The rule of thumb is that a quarter of all signatures are always invalid. People sign twice or don't know what county they live in or aren't really registered to vote, so you have to turn in at least 25 percent more than the amount really needed to get on the ballot.
When Jack Kevorkian was riding high, he and his supporters tried to get an amendment on the ballot; he told me he thought he could get enough in a few days. They never came close.
And recalling a governor is much, much harder. Michigan Citizens United can't legally start collecting signatures till July 1. Then, they have to collect 807,000 valid signatures by Oct. 1 — well more than twice the number needed for a constitutional amendment. Practically speaking, they'd need more.
Many, many more. Citizens United estimates they'd have to collect 1.1 million signatures. According to their website, as I write these lines on May 1, the group now has $5,695 in the bank.

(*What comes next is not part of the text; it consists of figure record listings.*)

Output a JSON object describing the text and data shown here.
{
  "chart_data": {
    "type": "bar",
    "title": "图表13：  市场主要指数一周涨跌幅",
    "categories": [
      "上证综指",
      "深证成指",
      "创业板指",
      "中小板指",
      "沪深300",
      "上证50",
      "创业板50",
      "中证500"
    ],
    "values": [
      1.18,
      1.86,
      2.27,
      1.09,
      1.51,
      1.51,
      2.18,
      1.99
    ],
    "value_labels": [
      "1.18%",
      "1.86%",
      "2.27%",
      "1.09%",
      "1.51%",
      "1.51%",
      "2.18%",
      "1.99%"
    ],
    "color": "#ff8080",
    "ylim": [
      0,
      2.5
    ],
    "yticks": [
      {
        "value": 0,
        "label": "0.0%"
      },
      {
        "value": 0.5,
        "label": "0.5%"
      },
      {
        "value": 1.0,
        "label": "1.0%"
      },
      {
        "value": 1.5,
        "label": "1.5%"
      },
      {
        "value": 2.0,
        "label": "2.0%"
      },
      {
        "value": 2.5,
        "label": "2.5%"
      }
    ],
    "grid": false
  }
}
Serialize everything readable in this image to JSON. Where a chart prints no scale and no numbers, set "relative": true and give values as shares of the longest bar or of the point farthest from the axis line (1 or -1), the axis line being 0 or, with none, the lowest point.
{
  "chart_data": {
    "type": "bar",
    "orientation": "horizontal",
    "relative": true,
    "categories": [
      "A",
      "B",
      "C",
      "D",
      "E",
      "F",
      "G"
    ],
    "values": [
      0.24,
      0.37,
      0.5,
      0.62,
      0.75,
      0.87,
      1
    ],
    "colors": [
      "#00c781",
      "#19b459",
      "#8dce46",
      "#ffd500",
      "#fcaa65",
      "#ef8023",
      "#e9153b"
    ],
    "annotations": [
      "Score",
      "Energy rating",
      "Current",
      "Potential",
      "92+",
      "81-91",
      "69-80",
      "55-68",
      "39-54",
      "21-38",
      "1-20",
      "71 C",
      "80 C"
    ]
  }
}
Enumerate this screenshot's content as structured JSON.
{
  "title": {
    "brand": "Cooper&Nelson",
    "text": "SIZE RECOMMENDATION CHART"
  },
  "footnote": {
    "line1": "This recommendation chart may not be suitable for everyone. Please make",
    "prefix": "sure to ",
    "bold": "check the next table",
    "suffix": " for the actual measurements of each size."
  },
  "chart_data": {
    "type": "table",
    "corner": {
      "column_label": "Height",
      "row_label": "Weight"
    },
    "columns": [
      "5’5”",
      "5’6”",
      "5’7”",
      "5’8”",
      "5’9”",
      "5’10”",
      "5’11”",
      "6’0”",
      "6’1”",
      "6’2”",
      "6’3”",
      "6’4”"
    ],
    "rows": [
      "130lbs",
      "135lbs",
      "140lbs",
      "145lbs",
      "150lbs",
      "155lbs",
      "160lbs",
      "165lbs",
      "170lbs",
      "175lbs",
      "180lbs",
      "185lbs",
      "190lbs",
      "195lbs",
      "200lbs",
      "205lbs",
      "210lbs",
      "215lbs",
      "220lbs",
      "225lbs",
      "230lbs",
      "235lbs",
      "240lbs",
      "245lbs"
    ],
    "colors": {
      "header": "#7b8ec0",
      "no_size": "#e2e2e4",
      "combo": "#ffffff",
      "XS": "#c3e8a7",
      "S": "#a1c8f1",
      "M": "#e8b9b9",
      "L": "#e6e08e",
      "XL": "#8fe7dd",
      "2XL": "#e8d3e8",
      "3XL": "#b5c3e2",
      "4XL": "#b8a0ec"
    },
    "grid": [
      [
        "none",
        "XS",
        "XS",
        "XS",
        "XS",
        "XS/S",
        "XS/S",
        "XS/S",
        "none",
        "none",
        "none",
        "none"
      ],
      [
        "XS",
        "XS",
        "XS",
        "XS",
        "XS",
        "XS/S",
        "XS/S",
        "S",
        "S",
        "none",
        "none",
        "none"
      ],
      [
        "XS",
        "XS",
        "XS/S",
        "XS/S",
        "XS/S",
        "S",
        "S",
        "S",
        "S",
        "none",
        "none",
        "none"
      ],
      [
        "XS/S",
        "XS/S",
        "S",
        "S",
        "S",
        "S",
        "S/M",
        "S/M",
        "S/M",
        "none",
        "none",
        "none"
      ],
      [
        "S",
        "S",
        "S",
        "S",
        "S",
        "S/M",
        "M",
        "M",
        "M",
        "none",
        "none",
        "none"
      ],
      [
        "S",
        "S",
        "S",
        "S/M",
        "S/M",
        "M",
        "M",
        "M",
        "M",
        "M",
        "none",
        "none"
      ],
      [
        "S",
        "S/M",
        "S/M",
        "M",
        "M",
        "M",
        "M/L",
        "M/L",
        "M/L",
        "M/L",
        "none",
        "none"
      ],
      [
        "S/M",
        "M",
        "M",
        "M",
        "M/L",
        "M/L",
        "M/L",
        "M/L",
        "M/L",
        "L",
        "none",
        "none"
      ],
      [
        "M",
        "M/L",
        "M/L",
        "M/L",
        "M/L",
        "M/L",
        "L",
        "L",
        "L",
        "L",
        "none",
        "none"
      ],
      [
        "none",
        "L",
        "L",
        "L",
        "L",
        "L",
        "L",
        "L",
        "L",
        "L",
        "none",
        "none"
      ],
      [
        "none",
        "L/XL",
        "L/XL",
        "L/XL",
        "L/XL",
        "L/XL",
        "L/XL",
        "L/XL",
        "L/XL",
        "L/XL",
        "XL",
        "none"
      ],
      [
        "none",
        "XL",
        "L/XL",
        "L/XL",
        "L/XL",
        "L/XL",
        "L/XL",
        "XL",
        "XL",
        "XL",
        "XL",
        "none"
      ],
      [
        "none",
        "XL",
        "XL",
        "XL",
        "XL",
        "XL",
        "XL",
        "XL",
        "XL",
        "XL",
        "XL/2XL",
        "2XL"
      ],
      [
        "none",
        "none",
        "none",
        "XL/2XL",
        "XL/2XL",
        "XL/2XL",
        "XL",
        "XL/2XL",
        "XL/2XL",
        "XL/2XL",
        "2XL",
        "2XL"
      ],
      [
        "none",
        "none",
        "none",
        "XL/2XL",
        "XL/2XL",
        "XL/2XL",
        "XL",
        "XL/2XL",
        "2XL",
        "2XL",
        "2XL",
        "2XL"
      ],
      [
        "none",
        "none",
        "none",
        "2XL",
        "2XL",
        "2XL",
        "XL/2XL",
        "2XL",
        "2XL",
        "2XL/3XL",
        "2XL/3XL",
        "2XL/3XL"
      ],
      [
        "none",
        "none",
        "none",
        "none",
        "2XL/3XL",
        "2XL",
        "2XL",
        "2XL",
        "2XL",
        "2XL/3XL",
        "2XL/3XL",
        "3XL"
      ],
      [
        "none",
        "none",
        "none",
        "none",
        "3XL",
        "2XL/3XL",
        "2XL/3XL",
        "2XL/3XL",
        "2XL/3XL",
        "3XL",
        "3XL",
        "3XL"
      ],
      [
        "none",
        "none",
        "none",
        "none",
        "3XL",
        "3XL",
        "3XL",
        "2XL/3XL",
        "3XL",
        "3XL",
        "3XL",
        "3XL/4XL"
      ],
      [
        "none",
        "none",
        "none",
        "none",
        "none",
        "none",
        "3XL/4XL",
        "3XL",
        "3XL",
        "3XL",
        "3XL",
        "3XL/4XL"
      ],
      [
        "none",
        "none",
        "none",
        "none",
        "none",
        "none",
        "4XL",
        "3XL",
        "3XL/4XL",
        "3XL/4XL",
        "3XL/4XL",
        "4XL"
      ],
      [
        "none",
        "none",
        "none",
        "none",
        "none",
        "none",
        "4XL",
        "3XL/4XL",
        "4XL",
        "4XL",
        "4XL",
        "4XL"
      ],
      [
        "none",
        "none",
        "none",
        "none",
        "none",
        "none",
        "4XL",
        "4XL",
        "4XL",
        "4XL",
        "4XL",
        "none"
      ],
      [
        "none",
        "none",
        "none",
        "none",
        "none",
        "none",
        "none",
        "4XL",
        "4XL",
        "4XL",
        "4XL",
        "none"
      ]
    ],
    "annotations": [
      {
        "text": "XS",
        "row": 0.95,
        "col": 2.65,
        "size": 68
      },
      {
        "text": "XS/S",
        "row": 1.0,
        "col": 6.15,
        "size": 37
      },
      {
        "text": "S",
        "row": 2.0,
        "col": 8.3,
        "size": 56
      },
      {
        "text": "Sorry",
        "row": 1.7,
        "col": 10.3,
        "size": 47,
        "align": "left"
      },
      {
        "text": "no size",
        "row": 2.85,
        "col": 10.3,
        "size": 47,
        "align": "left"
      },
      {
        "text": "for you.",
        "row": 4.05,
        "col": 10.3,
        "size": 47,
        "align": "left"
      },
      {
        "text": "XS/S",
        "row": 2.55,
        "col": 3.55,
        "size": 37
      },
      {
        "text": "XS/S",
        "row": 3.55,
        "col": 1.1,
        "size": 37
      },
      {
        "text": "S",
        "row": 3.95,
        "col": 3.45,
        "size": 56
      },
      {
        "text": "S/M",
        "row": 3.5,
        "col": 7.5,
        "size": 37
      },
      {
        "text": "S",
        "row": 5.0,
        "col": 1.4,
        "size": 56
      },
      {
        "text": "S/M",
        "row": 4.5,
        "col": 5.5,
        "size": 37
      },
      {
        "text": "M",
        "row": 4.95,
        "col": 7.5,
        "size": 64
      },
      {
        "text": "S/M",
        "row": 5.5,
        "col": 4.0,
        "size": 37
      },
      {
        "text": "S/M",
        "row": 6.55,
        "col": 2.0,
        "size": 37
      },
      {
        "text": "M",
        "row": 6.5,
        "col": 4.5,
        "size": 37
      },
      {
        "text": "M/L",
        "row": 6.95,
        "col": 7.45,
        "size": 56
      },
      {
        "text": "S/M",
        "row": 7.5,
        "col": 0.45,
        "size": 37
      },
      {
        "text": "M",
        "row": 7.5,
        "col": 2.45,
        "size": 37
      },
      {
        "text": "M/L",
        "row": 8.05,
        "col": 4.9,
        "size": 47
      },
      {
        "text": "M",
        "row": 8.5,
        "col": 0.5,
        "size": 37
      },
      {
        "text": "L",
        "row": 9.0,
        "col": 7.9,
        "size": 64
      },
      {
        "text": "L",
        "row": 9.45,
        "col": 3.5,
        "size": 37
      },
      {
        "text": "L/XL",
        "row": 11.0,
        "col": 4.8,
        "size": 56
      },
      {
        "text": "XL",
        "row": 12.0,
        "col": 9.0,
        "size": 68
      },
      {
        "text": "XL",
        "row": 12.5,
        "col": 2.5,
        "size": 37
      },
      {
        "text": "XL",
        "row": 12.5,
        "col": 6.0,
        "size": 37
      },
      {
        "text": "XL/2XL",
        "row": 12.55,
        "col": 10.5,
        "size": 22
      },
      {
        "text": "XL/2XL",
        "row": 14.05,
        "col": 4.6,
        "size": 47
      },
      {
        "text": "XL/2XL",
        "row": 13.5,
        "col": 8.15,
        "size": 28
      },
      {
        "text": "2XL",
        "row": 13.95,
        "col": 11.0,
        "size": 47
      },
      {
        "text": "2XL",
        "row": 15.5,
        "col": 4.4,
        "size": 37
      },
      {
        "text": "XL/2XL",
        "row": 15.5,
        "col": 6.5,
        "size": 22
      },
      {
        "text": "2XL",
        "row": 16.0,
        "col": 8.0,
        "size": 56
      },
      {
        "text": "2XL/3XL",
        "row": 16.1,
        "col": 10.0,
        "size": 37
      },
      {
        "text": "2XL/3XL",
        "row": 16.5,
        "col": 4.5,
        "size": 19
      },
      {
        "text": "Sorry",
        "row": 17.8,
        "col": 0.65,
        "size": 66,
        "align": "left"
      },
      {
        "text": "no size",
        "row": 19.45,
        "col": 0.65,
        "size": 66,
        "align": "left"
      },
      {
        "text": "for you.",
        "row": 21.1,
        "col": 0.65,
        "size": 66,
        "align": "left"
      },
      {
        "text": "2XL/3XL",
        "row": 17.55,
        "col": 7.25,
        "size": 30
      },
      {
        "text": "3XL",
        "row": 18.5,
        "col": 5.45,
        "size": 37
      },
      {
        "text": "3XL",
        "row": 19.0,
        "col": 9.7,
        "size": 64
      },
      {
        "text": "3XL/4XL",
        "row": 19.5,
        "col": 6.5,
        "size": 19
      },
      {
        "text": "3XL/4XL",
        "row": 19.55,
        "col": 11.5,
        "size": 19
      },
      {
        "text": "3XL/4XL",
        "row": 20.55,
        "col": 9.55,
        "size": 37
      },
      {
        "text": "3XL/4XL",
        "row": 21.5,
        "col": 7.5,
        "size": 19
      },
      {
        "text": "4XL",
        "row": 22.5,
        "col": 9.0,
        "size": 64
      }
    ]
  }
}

They would need a $1.5 million, at a minimum, to have a prayer. By the way, even if they succeeded, a recall election couldn't be called till next year. Legally, they now can hold a vote only at the next regularly scheduled election, and no sooner than 95 days after the recall petitions are filed. That means February 2012.
Plus, if they succeeded, Jesus would not become governor. Lt. Gov. Brian Calley would take over. You might want to read up on his voting record before you pull that ripcord, comrades.
Incidentally, getting a recall on the ballot does not automatically mean it will be successful. Some anti-tax fanatics did collect enough signatures to get a recall on the ballot for former Speaker of the House Andy Dillon, back in 2008.
Guess what. Voters said no. By the way, the state doesn't pay for a recall election. Every already-cash-strapped city and county and township has to bear the costs in their area.
(You don't have to take my word for any of this; look online, or call the Michigan Secretary of State elections division: 517-373-2540.)
Last week, after I said here and elsewhere that I was opposed to a recall, I was savagely attacked by a number of people, including one Regina Bruner Markowicz of Macomb County, who wrote to me that "your thinking is no longer impartial ... you are led by opinion rather than facts. You will soon become irrelevant ... our family cast its vote, and it is anti-Jack Lessenberry. You are not (any) longer our friend."
Well, hey, my dog Ashley still likes me, at least when he wants to play ball. However, I have just presented a whole lot of facts above.
But at the risk of being hated even more by the Family Markowicz, I would still be opposed to a recall even if I thought one could be achieved. (Full disclosure: I did not vote for Rick Snyder.)
I strongly oppose his cuts to education at all levels — though there are a lot of good proposals in his education policy itself.
I think ending the Earned Income Tax Credit (or EITC) for the working poor is not only socially and morally terrible, it is foolish, and will cost us all more in the long run. I also think ending tax credits for the film industry is a mistake.
Yet the voters of the state of Michigan elected Snyder by a landslide. During the campaign he said he was against the film tax credit and said he would give big tax breaks to business. He also said he was against raising the income tax to compensate. Did we really think he was going to balance the budget by finding a platinum mine under the governor's office?
Everyone should have seen this coming. However, there's another huge piece of this that everyone is missing. There is another, easier way to stop these policies. Contrary to popular opinion, Rick Snyder cannot pass laws all by himself. Matter of fact, he can't pass them at all. The Legislature has to approve any laws.